Jerry Pratt and Figure quietly parted ways last month. Pratt was a research scientist at MIT after spending just under two years at the Bay Area-based robotics company. In 2022, Pratt left Boardwalk Robotics, the humanoid startup he founded and led, to become the well-funded CTO of Figure a few months before the company emerged from stealth.
But it was only last week that Pratt announced his departure. The news came via LinkedIn, where he announced he was founding a new entrant into the increasingly competitive world of humanoids. Persona AI was officially founded just last month and is currently in the early stages.
The startup is the brainchild of Pratt and longtime collaborator Nick Radford, an industry veteran with a distinguished career that included seven years at NASA's robotics division before founding Nauticus Robotics and Jacobi Motors.
“We wanted to get early indications, both from people who wanted to work with us and from investors, that doing something like this at LinkedIn wouldn't fail,” Radford told TechCrunch.

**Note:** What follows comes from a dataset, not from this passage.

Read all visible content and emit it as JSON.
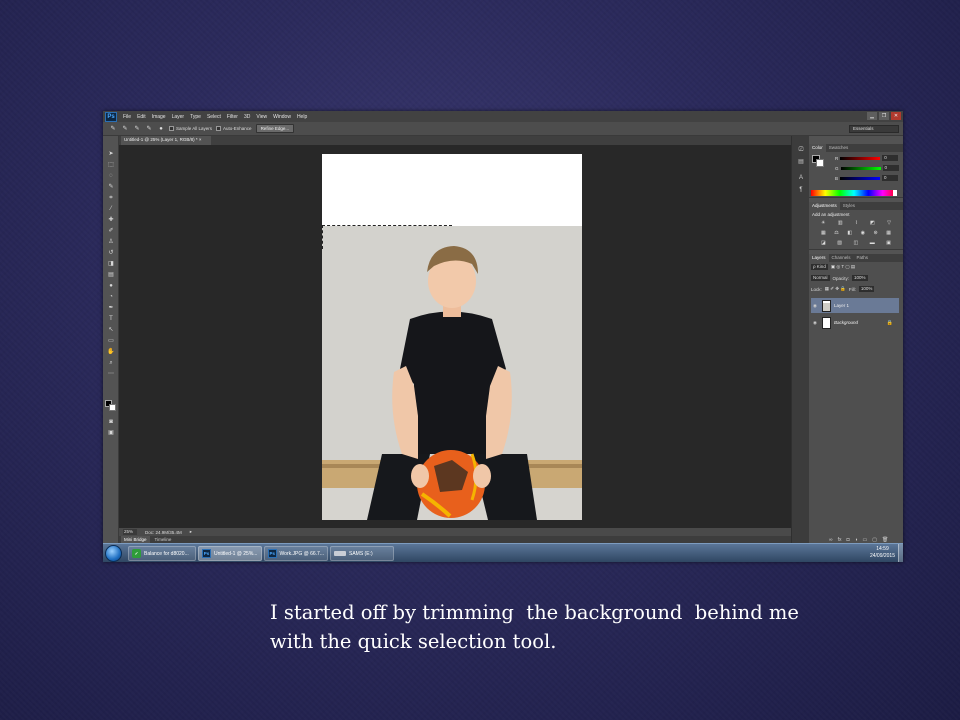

The news was as much a hiring announcement as it was a brand announcement. “Hey, LinkedIn!” Pratt gushed on the business site. “Have you ever dreamed of building your own Iron Man suit, minus the billionaire playboy part?”
Radford and Pratt said they hope to bring on 10 to 20 more “founders” (as they put it) to help shape the company. “Jerry and I are obviously the core of the business, but the next 18 people will play key roles, too. We want to give them a sense of company spirit,” Radford said.
At this early stage, Persona's pitch isn't all that different from those of the various humanoid companies it will compete with: The blurb on its website mostly celebrates the technological breakthroughs that form the foundation of this unique moment in robotics.
The founders wrote:
It's a great time to commercialize humanoids. Computer vision and recognition algorithms can now detect motion, identify and segment objects, and estimate pose at frame rates. Electronics and computation have shrunk in size and increased in performance so that a robot can be fully equipped with them without draining the energy budget. Locomotion and manipulation algorithms are powerful enough to navigate around a room and perform commercially useful tasks. Machine learning is improving robots' capabilities while reducing the programming burden. Investors are beginning to believe in the potential of humanoids, and commercial organizations are seeking humanoid robots in a variety of applications where they can add real value.
That's all the presentation content is available for now, outside of investor decks and employee interviews. It's not clear at this very early stage what advantages Persona ultimately thinks it will have over Agility, Boston Dynamics, Figure, etc.
“In some ways it's very similar, but in other ways it's different,” Radford replied enigmatically. “It's the same way GM feels about Ford and Toyota and other car companies. Deep down, they all feel they have a certain competitive advantage. And deep down, they're all commoditized and boiled down to the same thing. They all provide transportation. Do we have an American version of the Dodge Hemi? I'd like to think so.”
Pratt was confident enough in Persona's vision that he stepped down from his position as head of Figure, one of the best-known and best-funded companies in the humanoid robotics space. Pratt said the parting was amicable, and when he spoke with Figure founder and CEO Brett Adcock last week about his new project, Cover, he spoke highly of his former CTO. Pratt said the decision was also driven by geography.
“I'm Pensacola [Florida] “When I first got involved in figure skating, [Pratt and his wife] I was going to move to California after about the second year. I thought I would, but it just didn't work out. It was a mutually agreeable breakup.”
Rather than being based in traditional robotics hubs like Boston or Pittsburgh, Persona will split its operations between Pratt's home base of Pensacola and Houston, which will serve as the company's main headquarters and will eventually house about two-thirds of Persona's staff.